Until she began her work in the Knesset, Lavie headed the Center for Media and Religion at Bar-Ilan University. She also taught courses including Gender and Mass Communication, Radio as a Social Instrument, Media and Religion, and Advertising Products as Cultural Space.

==Public activities==
Lavie's public activity began in 1988, when she became an advisor to Shaul Yahalom, then-political secretary of the National Religious Party. She was Executive Director of the Public Council for Youth Exchange between 1990 and 1996, and founder and chair of Matan (Beit Midrash) Netanya and A Voice (Religious Women's Forum), an organization which served as a founder of the Committee of Management and sexual harassment.
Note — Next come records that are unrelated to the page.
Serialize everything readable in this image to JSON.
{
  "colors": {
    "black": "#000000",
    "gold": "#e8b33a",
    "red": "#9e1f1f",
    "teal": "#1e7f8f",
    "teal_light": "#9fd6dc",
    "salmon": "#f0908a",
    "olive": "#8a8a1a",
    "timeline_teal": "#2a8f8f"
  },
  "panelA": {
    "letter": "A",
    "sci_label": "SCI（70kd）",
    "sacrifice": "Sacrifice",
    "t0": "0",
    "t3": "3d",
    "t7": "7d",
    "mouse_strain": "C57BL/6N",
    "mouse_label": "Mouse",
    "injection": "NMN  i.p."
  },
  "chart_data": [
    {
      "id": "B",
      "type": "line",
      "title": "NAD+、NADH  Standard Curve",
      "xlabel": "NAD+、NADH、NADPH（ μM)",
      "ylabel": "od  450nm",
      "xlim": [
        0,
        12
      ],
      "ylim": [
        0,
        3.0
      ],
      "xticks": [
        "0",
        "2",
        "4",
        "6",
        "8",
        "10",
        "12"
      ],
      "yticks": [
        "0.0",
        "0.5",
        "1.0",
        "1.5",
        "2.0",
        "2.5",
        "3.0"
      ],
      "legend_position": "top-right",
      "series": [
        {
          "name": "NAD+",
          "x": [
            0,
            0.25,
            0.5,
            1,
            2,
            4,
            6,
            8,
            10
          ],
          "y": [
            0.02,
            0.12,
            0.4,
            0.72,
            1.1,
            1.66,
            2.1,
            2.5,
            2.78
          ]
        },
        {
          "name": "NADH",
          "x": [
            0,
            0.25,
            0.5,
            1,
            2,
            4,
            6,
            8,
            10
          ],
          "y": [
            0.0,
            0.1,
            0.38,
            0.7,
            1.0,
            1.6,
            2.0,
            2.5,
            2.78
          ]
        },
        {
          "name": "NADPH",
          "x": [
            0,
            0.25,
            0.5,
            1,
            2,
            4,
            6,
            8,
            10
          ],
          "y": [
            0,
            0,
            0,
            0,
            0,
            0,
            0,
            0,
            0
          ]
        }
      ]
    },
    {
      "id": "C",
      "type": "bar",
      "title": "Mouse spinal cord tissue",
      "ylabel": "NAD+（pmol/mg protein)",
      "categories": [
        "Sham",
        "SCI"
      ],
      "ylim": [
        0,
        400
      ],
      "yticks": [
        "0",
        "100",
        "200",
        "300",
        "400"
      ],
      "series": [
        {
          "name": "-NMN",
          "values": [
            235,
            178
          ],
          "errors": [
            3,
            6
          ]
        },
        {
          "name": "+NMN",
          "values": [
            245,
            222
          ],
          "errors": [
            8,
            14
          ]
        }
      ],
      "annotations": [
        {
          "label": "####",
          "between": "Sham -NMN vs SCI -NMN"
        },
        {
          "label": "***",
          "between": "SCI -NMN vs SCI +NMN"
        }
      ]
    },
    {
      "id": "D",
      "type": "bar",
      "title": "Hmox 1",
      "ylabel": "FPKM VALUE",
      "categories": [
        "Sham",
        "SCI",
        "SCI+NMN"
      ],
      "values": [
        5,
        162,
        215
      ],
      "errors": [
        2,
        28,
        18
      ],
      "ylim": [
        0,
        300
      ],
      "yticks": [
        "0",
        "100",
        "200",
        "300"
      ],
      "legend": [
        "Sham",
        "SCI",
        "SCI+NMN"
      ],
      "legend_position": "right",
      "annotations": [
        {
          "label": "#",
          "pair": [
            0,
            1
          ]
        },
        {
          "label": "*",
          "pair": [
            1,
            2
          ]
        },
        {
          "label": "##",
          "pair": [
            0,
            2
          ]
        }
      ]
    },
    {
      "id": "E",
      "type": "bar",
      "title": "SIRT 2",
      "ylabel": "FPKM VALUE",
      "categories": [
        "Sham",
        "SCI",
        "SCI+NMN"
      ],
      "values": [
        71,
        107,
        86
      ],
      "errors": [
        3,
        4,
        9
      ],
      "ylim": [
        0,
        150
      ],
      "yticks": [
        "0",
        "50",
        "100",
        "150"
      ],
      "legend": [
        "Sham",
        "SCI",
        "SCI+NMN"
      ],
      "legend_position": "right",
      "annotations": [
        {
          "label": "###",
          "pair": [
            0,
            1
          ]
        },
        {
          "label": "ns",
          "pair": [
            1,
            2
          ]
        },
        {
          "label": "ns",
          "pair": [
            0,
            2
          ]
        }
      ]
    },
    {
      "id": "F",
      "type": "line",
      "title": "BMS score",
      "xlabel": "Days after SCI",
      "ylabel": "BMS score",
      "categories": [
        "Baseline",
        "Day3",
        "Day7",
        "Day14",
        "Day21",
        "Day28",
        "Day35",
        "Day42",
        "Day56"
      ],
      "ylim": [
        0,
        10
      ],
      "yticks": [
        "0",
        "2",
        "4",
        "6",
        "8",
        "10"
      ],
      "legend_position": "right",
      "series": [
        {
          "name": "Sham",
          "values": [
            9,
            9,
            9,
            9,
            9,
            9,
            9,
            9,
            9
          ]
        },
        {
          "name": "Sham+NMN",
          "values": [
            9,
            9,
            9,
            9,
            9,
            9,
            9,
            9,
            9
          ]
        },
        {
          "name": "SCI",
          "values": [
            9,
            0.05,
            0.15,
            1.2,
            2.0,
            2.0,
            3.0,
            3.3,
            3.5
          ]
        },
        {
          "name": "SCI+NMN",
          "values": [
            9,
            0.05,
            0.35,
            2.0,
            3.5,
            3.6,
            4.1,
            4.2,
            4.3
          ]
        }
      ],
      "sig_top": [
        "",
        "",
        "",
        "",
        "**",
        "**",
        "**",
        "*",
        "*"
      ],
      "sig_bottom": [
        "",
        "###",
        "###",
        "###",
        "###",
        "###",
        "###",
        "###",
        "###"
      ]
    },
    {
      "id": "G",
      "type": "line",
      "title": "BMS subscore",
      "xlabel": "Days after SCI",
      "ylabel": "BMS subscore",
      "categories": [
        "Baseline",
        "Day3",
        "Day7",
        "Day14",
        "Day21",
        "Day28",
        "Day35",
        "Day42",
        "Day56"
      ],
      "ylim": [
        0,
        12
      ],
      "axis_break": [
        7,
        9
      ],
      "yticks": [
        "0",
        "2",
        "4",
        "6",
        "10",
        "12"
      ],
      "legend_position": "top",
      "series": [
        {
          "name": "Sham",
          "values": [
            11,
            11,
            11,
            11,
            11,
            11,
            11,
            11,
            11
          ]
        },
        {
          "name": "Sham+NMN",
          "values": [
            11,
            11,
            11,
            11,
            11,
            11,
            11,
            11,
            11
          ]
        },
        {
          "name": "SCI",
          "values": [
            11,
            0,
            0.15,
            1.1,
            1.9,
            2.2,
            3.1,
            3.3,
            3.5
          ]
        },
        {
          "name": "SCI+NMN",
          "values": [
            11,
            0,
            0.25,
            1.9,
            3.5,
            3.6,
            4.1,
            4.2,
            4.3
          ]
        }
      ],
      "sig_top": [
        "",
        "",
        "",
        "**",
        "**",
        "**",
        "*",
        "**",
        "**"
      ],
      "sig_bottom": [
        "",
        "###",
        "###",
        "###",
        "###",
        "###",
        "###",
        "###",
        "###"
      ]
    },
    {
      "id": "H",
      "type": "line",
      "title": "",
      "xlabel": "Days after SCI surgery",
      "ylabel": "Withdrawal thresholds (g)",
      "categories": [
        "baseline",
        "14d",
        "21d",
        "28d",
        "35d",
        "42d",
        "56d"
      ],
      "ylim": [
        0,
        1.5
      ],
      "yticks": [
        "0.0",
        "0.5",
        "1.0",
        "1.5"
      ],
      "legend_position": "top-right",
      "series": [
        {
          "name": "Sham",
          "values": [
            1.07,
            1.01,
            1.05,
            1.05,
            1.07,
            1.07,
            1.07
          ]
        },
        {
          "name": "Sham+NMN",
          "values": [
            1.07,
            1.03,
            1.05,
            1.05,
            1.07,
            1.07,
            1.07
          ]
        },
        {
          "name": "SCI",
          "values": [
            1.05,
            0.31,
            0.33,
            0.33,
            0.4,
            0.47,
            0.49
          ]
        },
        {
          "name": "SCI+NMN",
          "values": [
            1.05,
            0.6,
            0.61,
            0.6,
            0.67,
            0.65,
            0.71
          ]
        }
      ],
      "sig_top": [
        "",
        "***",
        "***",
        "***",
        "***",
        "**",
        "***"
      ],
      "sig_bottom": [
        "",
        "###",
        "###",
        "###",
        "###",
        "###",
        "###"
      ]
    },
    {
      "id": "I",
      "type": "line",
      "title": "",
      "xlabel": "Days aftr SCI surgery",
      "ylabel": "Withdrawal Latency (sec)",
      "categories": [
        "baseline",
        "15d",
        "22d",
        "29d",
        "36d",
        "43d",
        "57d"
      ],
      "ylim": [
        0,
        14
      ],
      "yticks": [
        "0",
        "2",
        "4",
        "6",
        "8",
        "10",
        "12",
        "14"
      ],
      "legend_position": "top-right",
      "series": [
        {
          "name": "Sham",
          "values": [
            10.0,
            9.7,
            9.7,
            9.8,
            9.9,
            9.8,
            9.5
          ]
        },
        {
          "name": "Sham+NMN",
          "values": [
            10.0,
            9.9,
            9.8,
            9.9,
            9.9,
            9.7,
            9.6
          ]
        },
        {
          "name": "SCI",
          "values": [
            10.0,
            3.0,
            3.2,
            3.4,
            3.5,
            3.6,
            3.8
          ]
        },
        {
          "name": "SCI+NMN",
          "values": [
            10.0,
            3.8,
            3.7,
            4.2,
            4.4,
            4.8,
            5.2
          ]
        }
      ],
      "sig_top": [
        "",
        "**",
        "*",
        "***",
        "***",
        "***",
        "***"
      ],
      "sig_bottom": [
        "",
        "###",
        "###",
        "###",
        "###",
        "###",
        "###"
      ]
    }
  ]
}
Lavie is also a member of the Kolech forum for religious women and a board member of the "Izun" center for treatment and rehabilitation of youth in drug-related or spiritual crisis following backpacking trips overseas.

Lavie's social initiatives concern issues in conversion. She is one of the founders of the Public Committee for Conversion, and one of the initiators of the petition filed in the High Court against the marriage official who refused to register the marriage of a woman who converted during her military service. She founded the J12&UP educational program and served as chair of the Herzl Museum.

==Political career==
Prior to the 2013 Knesset elections, Lavie joined the new Yesh Atid party led by Yair Lapid, and was placed seventh on the party's list. She was elected to the Knesset as the party won 19 seats, and became Chairwoman of the Committee on the Status of Women and Gender Equality. She was also a member of the Finance committee, the National Security and Foreign Affairs Committee, and the House Committee in the 19th Knesset.

She was placed tenth on the party's list for the 2015 elections, and was re-elected as the party won 11 seats. Lavie became a member of the Committee on the Status of Women and Gender Equality and head of the Subcommittee on Human Trafficking and Prostitution. She also served on the National Security and Foreign Affairs Committee, the Ethics Committee, and the House Committee and headed the Knesset caucus on religion and state. In July 2015, she was named "Outstanding Member of Knesset" by the Israel Democracy Institute, for her activities in the 19th parliamentary session.

Prior to the April 2019 elections Yesh Atid joined the Blue and White alliance, with Lavie placed 38th on the alliance's list. She lost her seat as Blue and White won 35 seats.

==Personal life==
Lavie married attorney Zuriel Lavie in 1987, after which the couple served as emissaries of Bnei Akiva in Durban, South Africa. They have four children and live in Netanya.

==Books==
- A Jewish Woman’s Prayer Book, 2005, Yedioth Books (Hebrew); 2008, Random House (English); 2010, Morasha (Italian). A collection of prayers which draw from a variety of Jewish traditions; the English translation won the 2008 National Jewish Book Award.
- The Jewish Backpack, 2010 (Hebrew). Yedioth Books.
- Women’s Customs – A Feminine Mosaic of Customs and Stories, 2012 (Hebrew). Yedioth Books.
- Hours of Devotion: Fanny Neuda’s Book of Prayers for Jewish Women, 2013 (Hebrew), Yedioth Books.
- To Be a Jewish Woman, 2005 (Hebrew), co-edited with Tova Cohen. Kolech.
- Achshav Torech ('Now It's Your Turn: Your Bat Mitzvah Journey'), 2021, Kinneret Zmora-Bitan Dvir.
- Iconic Jewish Women. Fifty-Nine Inspiring, Courageous, Revolutionary Role Models for Young Girls, 2024, (English, Gefen Publishing).